<EP_007> 生粋の勝負師
「いや、なんでもないよ。それより、貼り出してくれてありがとう」
下川が出ていったドアを一瞥し、老眼鏡をかけると記事を読み始めた。
「いえ。大事なことですから。でも、どうせなら、これぐらい大きな記事が良かったですよね」
穴の開いた新聞を持ち上げながら京子は言ってくる。
京子の言葉に目線を上げると、そこには「高校サッカー選手権二連覇 上村学園
平瀬監督電撃解任。勝利至上主義に疑問符」との記事が大きく載っていた。
「解任かぁ。まぁ、あれだけダーティなサッカーは高校サッカーじゃ嫌われるかぁ」
そんな感想を京子はこぼす。
(平瀬先輩、今は高校サッカーの監督やってたんだな)
平瀬は日本紡績サッカー部に所属していた。
当時の平瀬はチームのエースであり、看板選手。
高卒で入部したての迫水にとっては、雲の上の存在だった。
24歳という若さでありながら、年上の選手にも物怖じせずに大声で怒鳴っていた。
当然、入部したての迫水も例外ではない。
「そこの下手くそ。生意気にキープなんてしてんじゃねぇ!俺にボールを寄越せ!このスットコドッコイ!」
紅白戦で同じチームに入った時に大声で怒鳴られたことは、サッカー部時代の数少ない思い出だった。

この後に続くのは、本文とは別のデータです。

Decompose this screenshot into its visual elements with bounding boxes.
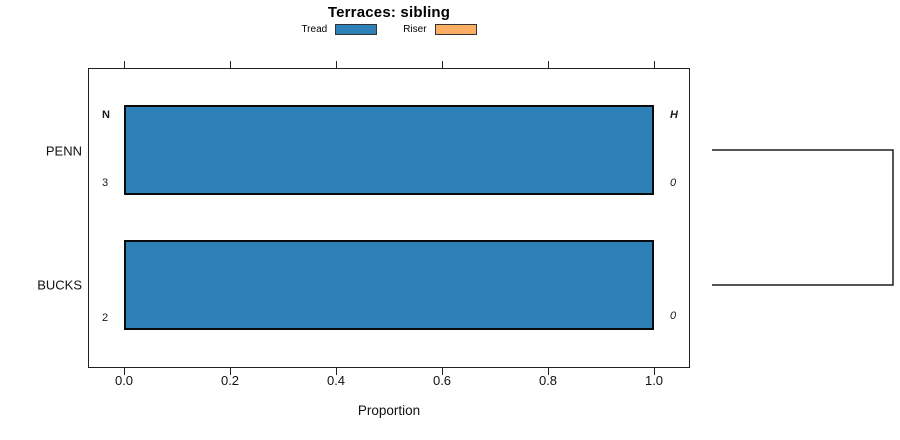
x-tick-label: 0.8 xyxy=(538,373,558,388)
annotation-h-header: H xyxy=(670,109,678,121)
annotation-h-value-bucks: 0 xyxy=(669,310,677,322)
x-tick-label: 0.0 xyxy=(114,373,134,388)
annotation-n-header: N xyxy=(102,109,110,121)
x-axis-title: Proportion xyxy=(357,403,421,418)
x-axis-tick xyxy=(229,368,231,375)
legend: Tread Riser xyxy=(88,24,690,35)
x-axis-tick xyxy=(653,368,655,375)
legend-item-riser: Riser xyxy=(403,24,477,35)
x-tick-label: 0.4 xyxy=(326,373,346,388)
x-axis-tick xyxy=(547,368,549,375)
x-axis-tick xyxy=(123,61,125,68)
x-axis-tick xyxy=(547,61,549,68)
category-label-bucks: BUCKS xyxy=(37,277,82,293)
category-label-penn: PENN xyxy=(45,143,82,159)
bar-tread-penn xyxy=(124,105,654,195)
x-axis-tick xyxy=(335,368,337,375)
bar-tread-bucks xyxy=(124,240,654,330)
annotation-h-value-penn: 0 xyxy=(669,177,677,189)
x-axis-tick xyxy=(441,368,443,375)
x-tick-label: 0.2 xyxy=(220,373,240,388)
x-axis-tick xyxy=(229,61,231,68)
annotation-n-value-bucks: 2 xyxy=(101,312,109,324)
x-axis-tick xyxy=(653,61,655,68)
legend-label-riser: Riser xyxy=(403,24,427,35)
riser-swatch xyxy=(434,24,477,35)
x-tick-label: 0.6 xyxy=(432,373,452,388)
x-axis-tick xyxy=(123,368,125,375)
legend-label-tread: Tread xyxy=(301,24,328,35)
tread-swatch xyxy=(335,24,378,35)
x-axis-tick xyxy=(335,61,337,68)
x-axis-tick xyxy=(441,61,443,68)
chart-title: Terraces: sibling xyxy=(327,4,451,21)
legend-item-tread: Tread xyxy=(301,24,378,35)
x-tick-label: 1.0 xyxy=(644,373,664,388)
annotation-n-value-penn: 3 xyxy=(101,177,109,189)
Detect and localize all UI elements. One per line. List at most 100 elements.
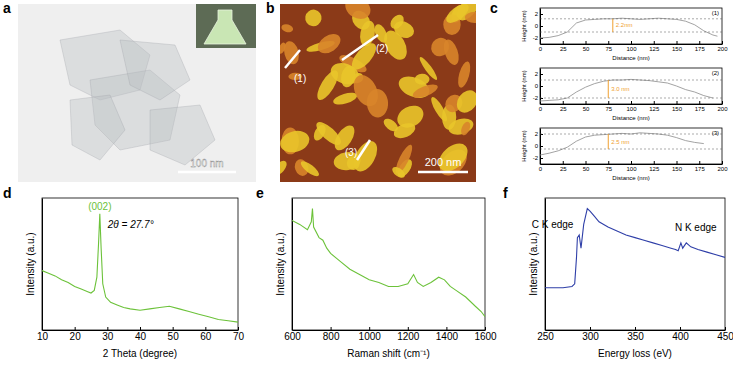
afm-flake <box>390 165 407 180</box>
height-step-label: 2.5 nm <box>611 139 629 145</box>
tem-image: 100 nm <box>18 4 256 182</box>
height-level <box>540 134 722 135</box>
x-tick-mark <box>107 327 108 330</box>
annotation: 2θ = 27.7° <box>107 219 154 230</box>
x-axis-line <box>541 104 723 105</box>
afm-flake <box>304 8 323 27</box>
x-tick-label: 300 <box>582 331 599 342</box>
y-tick-label: 0 <box>535 83 539 89</box>
x-tick: 400 <box>672 327 689 342</box>
afm-flake <box>280 128 312 156</box>
x-tick: 175 <box>695 101 706 112</box>
y-axis-title: Height (nm) <box>521 130 527 161</box>
x-tick: 150 <box>672 101 683 112</box>
x-tick: 175 <box>695 41 706 52</box>
chart: 6008001000120014001600Raman shift (cm⁻¹)… <box>275 198 497 359</box>
profile-label: (3) <box>712 130 719 136</box>
x-tick-label: 450 <box>717 331 733 342</box>
x-tick: 100 <box>626 41 637 52</box>
y-tick: 2 <box>535 71 543 77</box>
x-tick-mark <box>725 327 726 330</box>
x-tick-label: 0 <box>539 166 543 172</box>
height-level <box>540 32 722 33</box>
annotation: C K edge <box>532 219 574 230</box>
x-tick: 25 <box>560 161 567 172</box>
x-tick: 125 <box>649 41 660 52</box>
x-tick-mark <box>408 327 409 330</box>
x-tick-label: 1400 <box>436 331 459 342</box>
image-background <box>18 4 256 182</box>
nanosheet <box>150 105 215 165</box>
x-tick-mark <box>590 327 591 330</box>
x-tick: 1600 <box>474 327 497 342</box>
x-axis-title: 2 Theta (degree) <box>103 348 177 359</box>
profile-line <box>342 35 378 60</box>
y-tick-label: 0 <box>535 143 539 149</box>
x-tick-label: 150 <box>672 106 683 112</box>
x-tick: 75 <box>605 101 612 112</box>
y-tick-label: 2 <box>535 71 539 77</box>
flask <box>204 10 246 44</box>
x-tick-mark <box>586 161 587 164</box>
afm-flake <box>280 42 287 55</box>
x-axis: 0255075100125150175200 <box>539 41 728 52</box>
x-axis-title: Raman shift (cm⁻¹) <box>347 348 429 359</box>
x-tick: 800 <box>323 327 340 342</box>
x-tick-label: 75 <box>605 166 612 172</box>
x-tick: 175 <box>695 161 706 172</box>
x-tick-label: 25 <box>560 166 567 172</box>
plot-frame <box>540 128 722 164</box>
panel-letter: c <box>490 0 498 16</box>
x-axis: 0255075100125150175200 <box>539 161 728 172</box>
x-tick-label: 175 <box>695 46 706 52</box>
afm-flake <box>443 4 472 26</box>
x-tick-mark <box>173 327 174 330</box>
plot-area <box>292 209 485 317</box>
x-tick-label: 40 <box>135 331 147 342</box>
x-tick-label: 25 <box>560 46 567 52</box>
x-tick-label: 30 <box>102 331 114 342</box>
x-tick: 200 <box>717 101 728 112</box>
x-tick-mark <box>485 327 486 330</box>
y-axis-title: Intensity (a.u.) <box>25 232 36 295</box>
afm-flake <box>280 23 294 34</box>
x-tick-label: 1600 <box>474 331 497 342</box>
plot-area <box>42 214 238 322</box>
x-tick-label: 60 <box>200 331 212 342</box>
x-tick-label: 1000 <box>359 331 382 342</box>
inset-photo <box>196 4 256 48</box>
y-tick-mark <box>540 158 543 159</box>
y-tick: 0 <box>535 143 543 149</box>
x-axis-title: Energy loss (eV) <box>598 348 672 359</box>
afm-image: (1)(2)(3)200 nm <box>271 0 485 182</box>
x-tick: 50 <box>583 41 590 52</box>
x-axis-title: Distance (nm) <box>612 175 649 181</box>
plot-frame <box>292 198 485 330</box>
y-axis-title: Height (nm) <box>521 10 527 41</box>
height-level <box>540 98 722 99</box>
x-tick-mark <box>677 101 678 104</box>
x-tick-mark <box>238 327 239 330</box>
y-tick: -2 <box>533 155 543 161</box>
plot-area <box>540 79 722 101</box>
x-tick-mark <box>654 41 655 44</box>
x-tick: 300 <box>582 327 599 342</box>
x-tick-mark <box>677 41 678 44</box>
x-tick-label: 0 <box>539 46 543 52</box>
x-tick-mark <box>586 101 587 104</box>
x-tick-label: 175 <box>695 106 706 112</box>
scale-bar <box>418 171 468 174</box>
x-tick-mark <box>654 161 655 164</box>
y-axis: -202 <box>533 69 543 105</box>
afm-flake <box>456 60 473 89</box>
y-tick: 0 <box>535 23 543 29</box>
y-tick-label: -2 <box>533 155 539 161</box>
x-tick-label: 800 <box>323 331 340 342</box>
x-tick-mark <box>75 327 76 330</box>
y-tick: 2 <box>535 11 543 17</box>
x-tick-label: 125 <box>649 46 660 52</box>
chart: 250300350400450Energy loss (eV)Intensity… <box>528 198 733 359</box>
x-tick: 150 <box>672 161 683 172</box>
x-tick-label: 50 <box>168 331 180 342</box>
afm-flake <box>388 12 407 31</box>
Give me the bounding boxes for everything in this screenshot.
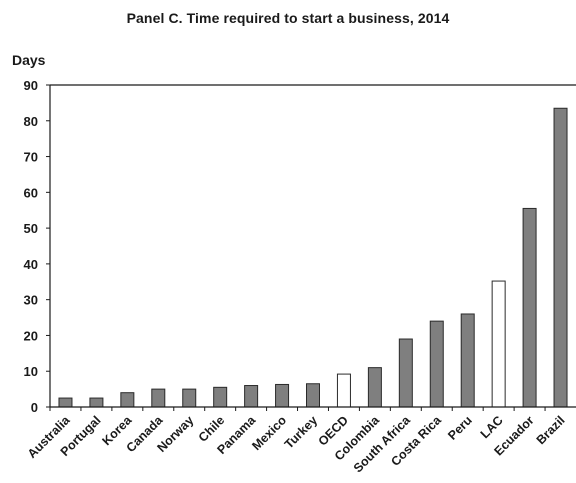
y-tick-label: 90 [24, 78, 38, 93]
bar-peru [460, 313, 475, 408]
bar-brazil [553, 107, 568, 408]
chart-title: Panel C. Time required to start a busine… [126, 10, 450, 26]
bar-colombia [367, 367, 382, 408]
bar-ecuador [522, 207, 537, 408]
x-tick-label: Brazil [534, 413, 568, 447]
x-tick-label: Turkey [282, 413, 320, 451]
x-tick-label: Mexico [249, 413, 289, 453]
x-tick-label: Peru [445, 413, 475, 443]
bars [58, 107, 568, 408]
y-tick-label: 60 [24, 185, 38, 200]
bar-australia [58, 397, 73, 408]
bar-korea [120, 392, 135, 408]
y-tick-label: 40 [24, 257, 38, 272]
bar-turkey [306, 383, 320, 408]
y-tick-label: 10 [24, 364, 38, 379]
y-tick-label: 70 [24, 150, 38, 165]
bar-panama [244, 385, 259, 408]
y-tick-labels: 0 10 20 30 40 50 60 70 80 90 [24, 78, 38, 415]
bar-south-africa [398, 338, 413, 408]
y-tick-label: 50 [24, 221, 38, 236]
bar-canada [151, 388, 166, 408]
axes [46, 84, 576, 411]
bar-costa-rica [429, 320, 444, 408]
y-tick-label: 30 [24, 293, 38, 308]
y-tick-label: 0 [31, 400, 38, 415]
bar-norway [182, 388, 197, 408]
bar-chile [213, 386, 228, 408]
bar-mexico [275, 383, 290, 408]
bar-lac [491, 280, 506, 408]
bar-portugal [89, 397, 104, 408]
y-tick-label: 20 [24, 328, 38, 343]
y-axis-label: Days [12, 52, 46, 68]
bar-oecd [336, 373, 351, 408]
y-tick-label: 80 [24, 114, 38, 129]
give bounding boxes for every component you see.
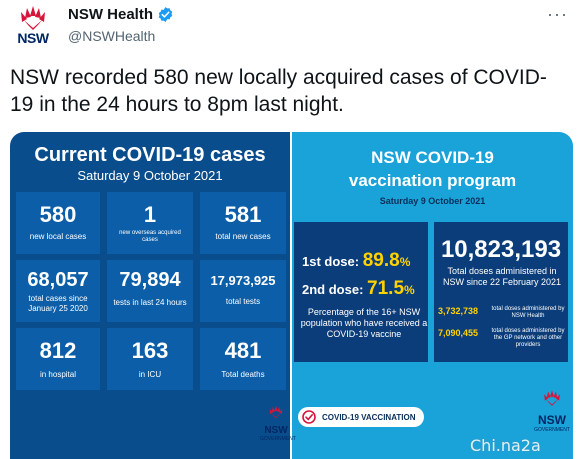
avatar[interactable]: NSW	[10, 4, 56, 48]
waratah-icon	[544, 390, 560, 406]
waratah-icon	[269, 405, 283, 419]
pill-label: COVID-19 VACCINATION	[322, 412, 416, 422]
first-dose-line: 1st dose: 89.8%	[302, 250, 410, 272]
second-dose-line: 2nd dose: 71.5%	[302, 278, 415, 300]
total-doses-note: Total doses administered in NSW since 22…	[442, 266, 562, 287]
stat-value: 1	[143, 202, 157, 227]
stat-label: in ICU	[138, 370, 162, 379]
stat-tile: 580 new local cases	[16, 192, 100, 254]
tweet-media[interactable]: Current COVID-19 cases Saturday 9 Octobe…	[10, 132, 573, 459]
cases-date: Saturday 9 October 2021	[77, 168, 223, 183]
stat-label: new local cases	[29, 232, 87, 241]
total-doses-box: 10,823,193 Total doses administered in N…	[434, 222, 568, 362]
vaccination-title: NSW COVID-19 vaccination program	[292, 146, 573, 192]
gp-doses-value: 7,090,455	[438, 328, 479, 338]
stat-tile: 79,894 tests in last 24 hours	[107, 260, 193, 322]
watermark: Chi.na2a	[470, 436, 541, 455]
stat-label: new overseas acquired cases	[119, 230, 181, 243]
stat-value: 580	[39, 202, 77, 227]
percent-sign: %	[404, 283, 415, 297]
author-display-name[interactable]: NSW Health	[68, 6, 154, 23]
vaccination-date: Saturday 9 October 2021	[379, 196, 486, 206]
tweet-text: NSW recorded 580 new locally acquired ca…	[10, 66, 547, 116]
dose-note: Percentage of the 16+ NSW population who…	[300, 307, 428, 339]
dose-coverage-box: 1st dose: 89.8% 2nd dose: 71.5% Percenta…	[294, 222, 428, 362]
stat-value: 812	[39, 338, 77, 363]
nsw-health-doses-value: 3,732,738	[438, 306, 479, 316]
nsw-health-doses-note: total doses administered by NSW Health	[491, 306, 565, 319]
logo-wordmark: NSW	[264, 425, 288, 436]
first-dose-label: 1st dose:	[302, 254, 360, 269]
second-dose-value: 71.5	[367, 278, 405, 299]
stat-tile: 163 in ICU	[107, 328, 193, 390]
stat-tile: 481 Total deaths	[200, 328, 286, 390]
media-divider	[290, 132, 292, 459]
gp-doses-note: total doses administered by the GP netwo…	[491, 328, 565, 348]
stat-tile: 68,057 total cases since January 25 2020	[16, 260, 100, 322]
cases-title: Current COVID-19 cases	[34, 144, 266, 166]
stat-tile: 581 total new cases	[200, 192, 286, 254]
stat-value: 79,894	[119, 269, 181, 291]
verified-badge-icon	[158, 7, 173, 22]
stat-value: 581	[224, 202, 262, 227]
stat-label: tests in last 24 hours	[113, 298, 187, 307]
stat-label: total cases since January 25 2020	[28, 294, 88, 313]
logo-government: GOVERNMENT	[260, 436, 296, 442]
second-dose-label: 2nd dose:	[302, 282, 364, 297]
stat-tile: 812 in hospital	[16, 328, 100, 390]
nsw-government-logo: NSW GOVERNMENT	[532, 388, 572, 438]
stat-label: total new cases	[215, 232, 271, 241]
percent-sign: %	[399, 255, 411, 269]
waratah-icon	[21, 6, 45, 30]
logo-wordmark: NSW	[538, 413, 566, 427]
author-handle[interactable]: @NSWHealth	[68, 28, 156, 44]
first-dose-value: 89.8	[362, 250, 400, 271]
stat-value: 481	[224, 338, 262, 363]
stat-value: 163	[131, 338, 169, 363]
more-options-icon[interactable]: ···	[547, 4, 568, 24]
total-doses-value: 10,823,193	[440, 236, 562, 263]
stat-label: in hospital	[39, 370, 77, 379]
covid-vaccination-pill: COVID-19 VACCINATION	[298, 407, 424, 427]
avatar-wordmark: NSW	[17, 30, 49, 46]
stat-tile: 1 new overseas acquired cases	[107, 192, 193, 254]
stat-label: total tests	[225, 297, 261, 306]
tweet-header: NSW NSW Health @NSWHealth ···	[10, 4, 570, 48]
vaccination-title-line1: NSW COVID-19	[371, 148, 494, 167]
nsw-government-logo: NSW GOVERNMENT	[260, 404, 296, 444]
stat-tile: 17,973,925 total tests	[200, 260, 286, 322]
check-circle-icon	[302, 410, 316, 424]
logo-government: GOVERNMENT	[534, 427, 570, 433]
stat-value: 17,973,925	[210, 273, 276, 288]
vaccination-title-line2: vaccination program	[348, 171, 517, 190]
stat-label: Total deaths	[221, 370, 265, 379]
stat-value: 68,057	[27, 269, 89, 291]
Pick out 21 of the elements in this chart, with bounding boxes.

練習で大怪我をして入院していた迫水の元を平瀬が訪ねてきたことがあった。
消毒液の臭いがする病室で、なんとなく外を見ていた時のことである。
「よう、下手くそ。元気だったか?元気だったら、こんなとこいねぇわな」
軽口を叩きつつ、平瀬は病室へと入ってきた。
「平瀬さん。お疲れ様です。どうしたんですか?」
急な来訪と、相手が平瀬ということで顔が強張ってしまう。
「そんな顔すんなよ。俺、移籍するんだわ。それで挨拶にな」
「そうですか。おめでとうございます。俺なんかにわざわざ言いに来なくても……」
「バーカ。お前だって日本紡績の仲間じゃねぇか」
恐縮する迫水を平瀬は笑顔で小突いてくる。
平瀬に仲間と思われているだけで迫水の胸は熱くなった。
「なあ、お前、サッカー好きか?」
感動している迫水に平瀬は急に尋ねてきた。
「何ですか、急に?」
「いいから、答えろ」
平瀬の真摯な目が迫水を射抜いた。
「え、ええ。好きですよ。そのために入部したんですから」
迫水の言葉に平瀬は少しだけ眉をハの字にした。
「そうか……好きか……。その気持ち大事にしろよ」
「ええ。いつか平瀬さんに下手くそなんて言わせない選手になってみせますよ」
「そうか。期待しないで待っててやるぜ」
平瀬が突き出した拳に迫水も拳を合わせた。
それが、日本紡績時代に平瀬と話した最初で最後の会話だった。
今考えれば、平瀬の移籍は廃部に伴う移籍であり、それを知らなかった迫水への平瀬なりの激励だったのであろう。
その後、平瀬は開幕したJリーグでも活躍し、日本代表にまで上り詰めた、日本紡績サッカー部が誇るレジェンドであった。
「負けたら終わりのトーナメントを二連覇した名将なんだから、こんなに叩かなくても良いと思うんだけどなぁ」
自席で新聞を見ながらの京子の独り言に迫水は思い出から引き戻された。
(負けたら終わり……ん?)
その言葉が引っかかった。
「おい、真野。今、なんて言った?」
「え?いや……こんなに叩かなくて……」
「その前だ」
急な質問に京子は目を丸くする。
「負けたら終わりのトーナメントを二連覇って」
「それだ!」
迫水は大声を上げ、立ち上がる。
「そうだ。トーナメントは負けたら終わり。ジャガーズに必要なのはそれだったんだ」
「え?まさか、平瀬監督を呼ぼうって言うんですか?」
迫水の提案に京子はますます目を丸くした。
「そうだ。お前も言ってたじゃないか。勝てる監督が良いって」
「そりゃ言いましたけど……」
目を輝かせて言ってくる迫水に京子は鼻にシワを寄せて口を尖らせる。
「負けたら終わりのトーナメントを勝ち上がった生粋の勝負師。それこそがジャガーズに必要な監督なんだよ」
「ちょっと待ってください。高校サッカーとJFLじゃカテゴリーが違います」
京子の抗議を聞き流し、スマホで上村学園の電話番号を調べると、電話をかけ始めた。